Failure to Prevent Elopement and Inadequate Response to Exit Door Alarm
Penalty
Summary
A deficiency occurred when a resident, identified as being at risk for elopement due to a history of attempts to leave the facility unattended, impaired safety awareness, severe depression with psychotic symptoms, and anxiety, was able to exit the facility without staff knowledge. The resident had a Wanderguard device in place and was care planned for elopement risk, including interventions such as placement and function checks of the Wanderguard, redirection, and 1:1 observation as of the date of the incident. Despite these interventions, the resident was able to leave the facility in a wheelchair and was found approximately 50 yards away on a sidewalk near a road by an off-duty staff member. Staff interviews and record reviews revealed that on the morning of the incident, multiple staff members heard the exit door alarm sounding several times but did not respond appropriately. One CNA deactivated the alarm without fully investigating the cause or ensuring all residents were accounted for, and did not call a code search when the resident's whereabouts were unknown. The DON also deactivated the alarm and returned to her office without first checking outside the building for a missing resident. The alarm system was observed to function properly, sounding when a Wanderguard was near the door, regardless of whether the door code was entered. However, staff failed to follow protocol for responding to exit alarms and did not ensure the safety of residents at risk for elopement. Documentation also showed that the resident's elopement risk assessments were not accurately completed prior to the incident, as they did not reflect the resident's ongoing verbalizations and behaviors indicating a desire to leave. Staff interviews confirmed that the resident had been expressing anger and a desire to leave the facility, but these were not properly documented in the risk assessments. The combination of inaccurate assessments, failure to respond appropriately to exit alarms, and lack of immediate action to locate the resident resulted in the resident eloping from the facility without staff knowledge.
Removal Plan
- DON and nurse assessed Resident #101 in the parking lot and returned him to the facility.
- Resident #101's responsible party was notified.
- Resident #101 was placed in dining room under supervision for breakfast and then on 15-minute checks, escalating to 1:1 supervision after further elopement attempt, until transfer to psychiatric facility.
- Resident #101's elopement risk assessment was updated, and his care plan and orders were reviewed.
- Resident #101's Wanderguard was tested for function and placement upon return to building.
- Elopement books were updated and placed at the front desk and each nurse's station.
- Housekeeping Supervisor and Maintenance Director inspected all emergency exits and completed a Wanderguard test on doors.
- Secure Care was notified to validate door function; maintenance reviewed main door for proper alarm function.
- Secure Care validated and cleared system functions.
- All residents were assessed for risk of elopement; residents determined at risk had care plans reviewed for completeness.
- Maintenance Director or Housekeeping Supervisor/designee checks and logs all exit doors for proper function; Administrator reviews logs.
- DON/designee provided education to staff regarding Elopement policy, including immediate response to door alarms, exiting building for full view, use of light source, and calling code search if no one is observed.
- Staff were educated; remainder received 1:1 education or were educated upon arrival to work before assignment.

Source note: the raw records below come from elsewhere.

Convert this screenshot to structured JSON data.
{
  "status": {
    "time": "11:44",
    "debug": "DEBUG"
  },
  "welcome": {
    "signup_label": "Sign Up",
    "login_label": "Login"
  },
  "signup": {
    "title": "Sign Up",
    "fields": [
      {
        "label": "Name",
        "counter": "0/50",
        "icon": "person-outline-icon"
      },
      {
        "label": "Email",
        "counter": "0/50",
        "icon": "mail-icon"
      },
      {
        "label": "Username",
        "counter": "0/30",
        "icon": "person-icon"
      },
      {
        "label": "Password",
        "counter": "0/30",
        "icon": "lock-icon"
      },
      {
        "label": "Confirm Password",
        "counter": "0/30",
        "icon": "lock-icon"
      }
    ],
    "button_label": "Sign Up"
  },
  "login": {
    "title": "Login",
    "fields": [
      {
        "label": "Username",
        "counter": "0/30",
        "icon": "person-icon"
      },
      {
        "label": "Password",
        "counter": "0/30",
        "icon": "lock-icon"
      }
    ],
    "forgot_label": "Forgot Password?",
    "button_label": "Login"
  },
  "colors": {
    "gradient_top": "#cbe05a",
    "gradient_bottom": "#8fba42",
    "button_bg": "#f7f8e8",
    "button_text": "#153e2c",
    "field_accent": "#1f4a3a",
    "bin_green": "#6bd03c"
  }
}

- Ongoing staff education on Elopement Policy and procedure, including residents at risk for exit seeking and Wanderguard use.
- Missing Guest Book/Residents with Wanderguards is updated minimally weekly and with any changes by the Interdisciplinary team.
- DON/Designee reviewed all residents at risk for exit seeking and Wanderguards for elopement risk; ongoing assessment upon admission, quarterly, and with change of condition.
- Administrator reviewed the investigation performed by DON and interviewed all staff from relevant shifts.
- Administrator and QAPI committee reviewed the missing guest policy and deemed it appropriate.
- Administrator audited the elopement books for accuracy and currency.
- New employee orientation includes Elopement policy and procedure education.
- Maintenance Director/Designee checks alarmed doors as part of Preventative Maintenance; findings submitted to QAPI committee; Administrator reviews logs.
- Code search drills were held on all shifts; ongoing process of code search drills.
- Medical Director was made aware of the elopement.
- Incident reviewed in ad hoc and monthly QAPI meetings; root cause analysis performed; decision to add light source to reception desk for search.
- Continued education on elopement policy and response to alarms, complete visualization, and calling code search; drills to ensure proper response and reduce alarm fatigue.
- All staff completed education prior to next shift worked.